Haïti : l’épidémie de choléra pourrait venir des casques bleus
TweetCet article trouvé par l’une de nos lectrices sur le site Slate.fr, est issu des informations rapportées par la non moins sérieuse agence Associated Press. Il pourrait être dédié à ceux qui stigmatisent régulièrement l’incapacité des Haitiens à construire leur Etat, leur pays...
Ainsi, la rumeur persistante selon laquelle l’épidémie de Choléra proviendrait de casques bleus semble désormais se confirmer.
Au-delà, l’on entend régulièrement des haïtiens eux-même deux discours : celui du souhait d’un renforcement de la "tutellisation" temporaire par les puissances étrangères, et celui - dominant nous semble t-il - du déni de souveraineté que constituerait cette "occupation" de l’ONU qui ne résoudrait que bien peu de problèmes, et en apporterait de nouveaux.

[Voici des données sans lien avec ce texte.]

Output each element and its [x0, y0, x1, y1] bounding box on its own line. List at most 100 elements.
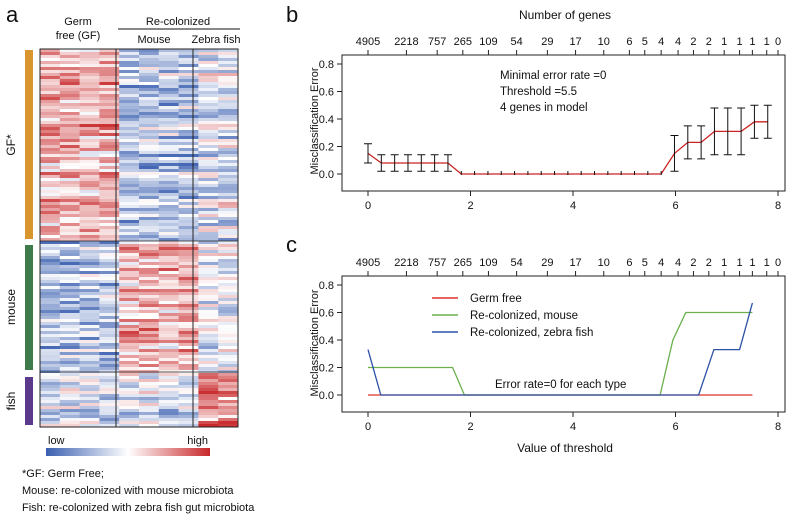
heatmap-cell — [59, 352, 80, 356]
heatmap-cell — [99, 70, 120, 74]
heatmap-cell — [158, 292, 179, 296]
heatmap-cell — [158, 229, 179, 233]
heatmap-cell — [59, 124, 80, 128]
heatmap-cell — [119, 124, 140, 128]
heatmap-cell — [119, 163, 140, 167]
heatmap-cell — [198, 202, 219, 206]
heatmap-cell — [218, 376, 239, 380]
heatmap-cell — [40, 142, 61, 146]
heatmap-cell — [139, 220, 160, 224]
heatmap-cell — [119, 250, 140, 254]
heatmap-cell — [198, 406, 219, 410]
heatmap-cell — [59, 151, 80, 155]
heatmap-cell — [119, 223, 140, 227]
heatmap-cell — [218, 238, 239, 242]
heatmap-cell — [178, 85, 199, 89]
heatmap-cell — [59, 199, 80, 203]
heatmap-cell — [40, 115, 61, 119]
heatmap-cell — [99, 376, 120, 380]
heatmap-cell — [139, 280, 160, 284]
heatmap-cell — [59, 130, 80, 134]
heatmap-cell — [99, 190, 120, 194]
heatmap-cell — [218, 235, 239, 239]
heatmap-cell — [99, 412, 120, 416]
chart-b-ylabel: Misclassification Error — [309, 67, 321, 174]
heatmap-cell — [139, 271, 160, 275]
heatmap-cell — [40, 388, 61, 392]
heatmap-cell — [218, 163, 239, 167]
heatmap-cell — [59, 205, 80, 209]
heatmap-cell — [99, 184, 120, 188]
heatmap-cell — [79, 91, 100, 95]
heatmap-cell — [178, 277, 199, 281]
heatmap-cell — [198, 148, 219, 152]
heatmap-cell — [59, 406, 80, 410]
heatmap-cell — [119, 415, 140, 419]
heatmap-cell — [99, 253, 120, 257]
heatmap-cell — [59, 247, 80, 251]
heatmap-cell — [218, 115, 239, 119]
heatmap-cell — [218, 118, 239, 122]
heatmap-cell — [178, 283, 199, 287]
heatmap-cell — [218, 58, 239, 62]
heatmap-cell — [119, 301, 140, 305]
heatmap-cell — [218, 313, 239, 317]
heatmap-cell — [218, 61, 239, 65]
heatmap-cell — [40, 400, 61, 404]
heatmap-cell — [139, 265, 160, 269]
heatmap-cell — [178, 421, 199, 425]
heatmap-cell — [198, 124, 219, 128]
heatmap-cell — [198, 190, 219, 194]
heatmap-cell — [178, 424, 199, 428]
x-tick-label: 8 — [775, 421, 781, 433]
heatmap-cell — [198, 118, 219, 122]
heatmap-cell — [40, 334, 61, 338]
heatmap-cell — [178, 244, 199, 248]
panel-a: a Germ free (GF) Re-colonized Mouse Zebr… — [4, 2, 255, 514]
heatmap-cell — [119, 265, 140, 269]
heatmap-cell — [198, 211, 219, 215]
top-tick-label: 1 — [737, 36, 743, 48]
heatmap-cell — [119, 199, 140, 203]
heatmap-cell — [79, 418, 100, 422]
heatmap-cell — [178, 112, 199, 116]
heatmap-cell — [40, 271, 61, 275]
heatmap-cell — [79, 325, 100, 329]
heatmap-cell — [79, 340, 100, 344]
heatmap-cell — [119, 256, 140, 260]
heatmap-cell — [59, 355, 80, 359]
heatmap-cell — [40, 190, 61, 194]
heatmap-cell — [59, 328, 80, 332]
heatmap-cell — [59, 316, 80, 320]
heatmap-cell — [178, 379, 199, 383]
heatmap-cell — [139, 64, 160, 68]
heatmap-cell — [99, 316, 120, 320]
heatmap-cell — [198, 259, 219, 263]
heatmap-cell — [59, 409, 80, 413]
heatmap-cell — [99, 400, 120, 404]
panel-c: c Misclassification Error Value of thres… — [286, 232, 786, 455]
heatmap-cell — [218, 52, 239, 56]
heatmap-cell — [40, 289, 61, 293]
x-tick-label: 0 — [365, 421, 371, 433]
heatmap-cell — [139, 400, 160, 404]
heatmap-cell — [119, 241, 140, 245]
heatmap-cell — [40, 322, 61, 326]
heatmap-cell — [99, 139, 120, 143]
heatmap-cell — [59, 118, 80, 122]
heatmap-cell — [99, 157, 120, 161]
y-tick-label: 0.2 — [319, 142, 334, 154]
heatmap-cell — [119, 397, 140, 401]
heatmap-cell — [40, 310, 61, 314]
heatmap-cell — [59, 139, 80, 143]
heatmap-cell — [198, 313, 219, 317]
heatmap-cell — [218, 103, 239, 107]
heatmap-cell — [40, 175, 61, 179]
heatmap-cell — [139, 262, 160, 266]
heatmap-cell — [178, 175, 199, 179]
heatmap-cell — [139, 292, 160, 296]
heatmap-cell — [40, 103, 61, 107]
heatmap-cell — [198, 151, 219, 155]
heatmap-cell — [79, 253, 100, 257]
heatmap-cell — [40, 298, 61, 302]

Haïti : l’épidémie de choléra pourrait venir des casques bleus
"L’épidémie de choléra qui a tué au mois 442 personnes en Haïti et a nécessité l’hospitalisation de 6.742 autres au cours des trois dernières semaines pourrait venir de casques bleus de l’ONU, selon des responsables de la santé publique cités par l’agence de presse Associated Press.
Une enquête du Centre de prévention et de contrôle des maladies a révélé que la souche de choléra qui se propage en Haïti, pays qui n’avait jamais été exposé à la maladie auparavant, se rencontre habituellement en Asie du sud-est, ce qui laisse penser qu’elle pourrait avoir été importée par des casques bleus népalais de l’ONU.

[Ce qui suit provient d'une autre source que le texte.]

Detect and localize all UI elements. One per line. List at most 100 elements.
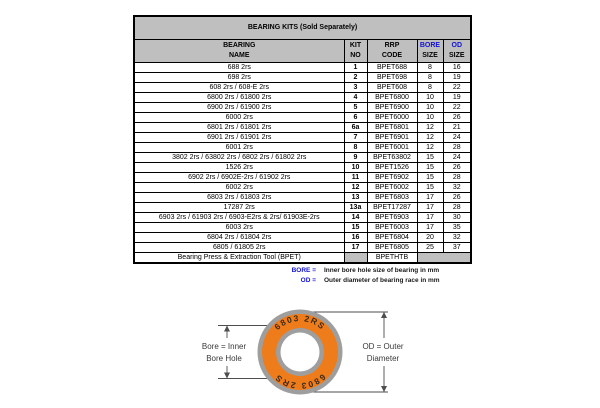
footnote-text: Outer diameter of bearing race in mm [324,277,440,284]
cell-name: 6804 2rs / 61804 2rs [133,232,345,243]
cell-kit: 16 [343,232,368,243]
cell-kit: 12 [343,182,368,193]
cell-od: 35 [442,222,472,233]
cell-od: 26 [442,192,472,203]
cell-bore: 20 [416,232,444,243]
cell-name: 6902 2rs / 6902E-2rs / 61902 2rs [133,172,345,183]
cell-bore: 10 [416,112,444,123]
svg-text:Bore Hole: Bore Hole [206,354,242,363]
table-row: 6903 2rs / 61903 2rs / 6903-E2rs & 2rs/ … [133,212,472,223]
tool-row: Bearing Press & Extraction Tool (BPET) B… [133,252,472,264]
table-row: 6805 / 61805 2rs 17 BPET6805 25 37 [133,242,472,253]
cell-od: 22 [442,102,472,113]
cell-od: 26 [442,162,472,173]
cell-bore: 8 [416,72,444,83]
cell-od: 26 [442,112,472,123]
table-row: 1526 2rs 10 BPET1526 15 26 [133,162,472,173]
cell-od: 24 [442,152,472,163]
cell-bore: 25 [416,242,444,253]
cell-bore: 17 [416,212,444,223]
cell-od: 22 [442,82,472,93]
cell-kit: 3 [343,82,368,93]
table-row: 6803 2rs / 61803 2rs 13 BPET6803 17 26 [133,192,472,203]
cell-od: 28 [442,172,472,183]
svg-text:Bore = Inner: Bore = Inner [202,342,247,351]
cell-name: 6900 2rs / 61900 2rs [133,102,345,113]
cell-kit: 6 [343,112,368,123]
cell-bore: 15 [416,172,444,183]
cell-kit: 11 [343,172,368,183]
table-row: 6804 2rs / 61804 2rs 16 BPET6804 20 32 [133,232,472,243]
cell-code: BPET6804 [366,232,418,243]
cell-code: BPET1526 [366,162,418,173]
header-line: BORE [419,42,441,49]
footnote-key: BORE = [291,267,316,274]
footnotes: BORE = Inner bore hole size of bearing i… [238,266,440,286]
footnote-bore: BORE = Inner bore hole size of bearing i… [238,266,440,276]
cell-od: 21 [442,122,472,133]
bore-label: Bore = Inner Bore Hole [192,338,256,366]
cell-name: 17287 2rs [133,202,345,213]
header-line: SIZE [422,52,438,59]
footnote-key: OD = [300,277,316,284]
cell-kit: 5 [343,102,368,113]
bearing-diagram: 6803 2RS 6803 2RS Bore = Inner Bore Hole… [192,309,420,395]
cell-code: BPET6803 [366,192,418,203]
cell-bore: 10 [416,102,444,113]
cell-kit: 7 [343,132,368,143]
header-od-size: OD SIZE [442,39,472,63]
cell-od: 32 [442,182,472,193]
cell-tool-code: BPETHTB [366,252,418,264]
cell-tool-kit-empty [343,252,368,264]
cell-name: 6001 2rs [133,142,345,153]
cell-code: BPET698 [366,72,418,83]
table-row: 6900 2rs / 61900 2rs 5 BPET6900 10 22 [133,102,472,113]
header-line: CODE [381,52,403,59]
header-line: NAME [228,52,250,59]
table-row: 6001 2rs 8 BPET6001 12 28 [133,142,472,153]
header-line: SIZE [448,52,465,59]
cell-kit: 10 [343,162,368,173]
cell-od: 32 [442,232,472,243]
cell-code: BPET63802 [366,152,418,163]
cell-tool-size-empty [416,252,472,264]
header-line: OD [451,42,463,49]
table-row: 6800 2rs / 61800 2rs 4 BPET6800 10 19 [133,92,472,103]
cell-name: 688 2rs [133,62,345,73]
cell-od: 16 [442,62,472,73]
svg-text:Diameter: Diameter [367,354,400,363]
cell-od: 19 [442,72,472,83]
cell-name: 608 2rs / 608-E 2rs [133,82,345,93]
bearing-ring: 6803 2RS 6803 2RS [257,309,343,395]
cell-bore: 17 [416,202,444,213]
table-row: 6003 2rs 15 BPET6003 17 35 [133,222,472,233]
cell-kit: 8 [343,142,368,153]
table-row: 3802 2rs / 63802 2rs / 6802 2rs / 61802 … [133,152,472,163]
od-dimension [310,311,388,393]
od-label: OD = Outer Diameter [347,338,420,366]
cell-kit: 6a [343,122,368,133]
cell-code: BPET608 [366,82,418,93]
cell-kit: 2 [343,72,368,83]
cell-kit: 9 [343,152,368,163]
cell-kit: 17 [343,242,368,253]
header-bearing-name: BEARING NAME [133,39,345,63]
cell-od: 28 [442,202,472,213]
cell-bore: 17 [416,192,444,203]
cell-code: BPET6801 [366,122,418,133]
table-row: 698 2rs 2 BPET698 8 19 [133,72,472,83]
cell-kit: 13 [343,192,368,203]
table-header-row: BEARING NAME KIT NO RRP CODE BORE SIZE [133,39,472,63]
cell-code: BPET6800 [366,92,418,103]
header-bore-size: BORE SIZE [416,39,444,63]
cell-kit: 13a [343,202,368,213]
table-row: 608 2rs / 608-E 2rs 3 BPET608 8 22 [133,82,472,93]
header-line: KIT [349,42,362,49]
footnote-text: Inner bore hole size of bearing in mm [324,267,440,274]
table-title: BEARING KITS (Sold Separately) [133,15,472,40]
cell-bore: 8 [416,82,444,93]
table-row: 6901 2rs / 61901 2rs 7 BPET6901 12 24 [133,132,472,143]
cell-code: BPET688 [366,62,418,73]
table-row: 6801 2rs / 61801 2rs 6a BPET6801 12 21 [133,122,472,133]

Le Népal a été frappé par une vague de choléra peu avant que certains de ses casques bleus ne partent pour Haïti, et la base des Nations unies du pays est située à proximité du fleuve Arbonite, d’où l’épidémie serait partie.
« L’organisme qui provoque la maladie est très inhabituel pour Haïti et les Caraïbes, et plus caractéristique des régions d’où sont originaires les soldats de la base, a déclaré John Mekalanos, un expert du choléra de l’université d’Harvard. Je ne vois pas d’explication autre que l’introduction malencontreuse et sans doute accidentelle de l’organisme. »
Mais si les scientifiques insistent sur le fait qu’il est nécessaire d’identifier la source de l’épidémie, les organisations de santé préfèreraient que l’on se penche sur d’autres questions à l’heure actuelle. Le Centre de prévention et de contrôle des maladies et l’Organisation mondiale de la santé (OMS) s’inquiètent du fait qu’une enquête pourrait ralentir les efforts de traitement de la maladie, qui continue à faire des victimes. Un porte-parole de l’OMS a récemment déclaré que trouver l’origine de la maladie « n’est pas important à l’heure actuelle » (...).
ndlr : l’article est paru à la veille du passage du cyclone Tomas. Le "pas important" est exprimé au regard des mesures d’urgence qui étaient en cours d’application avant son passage.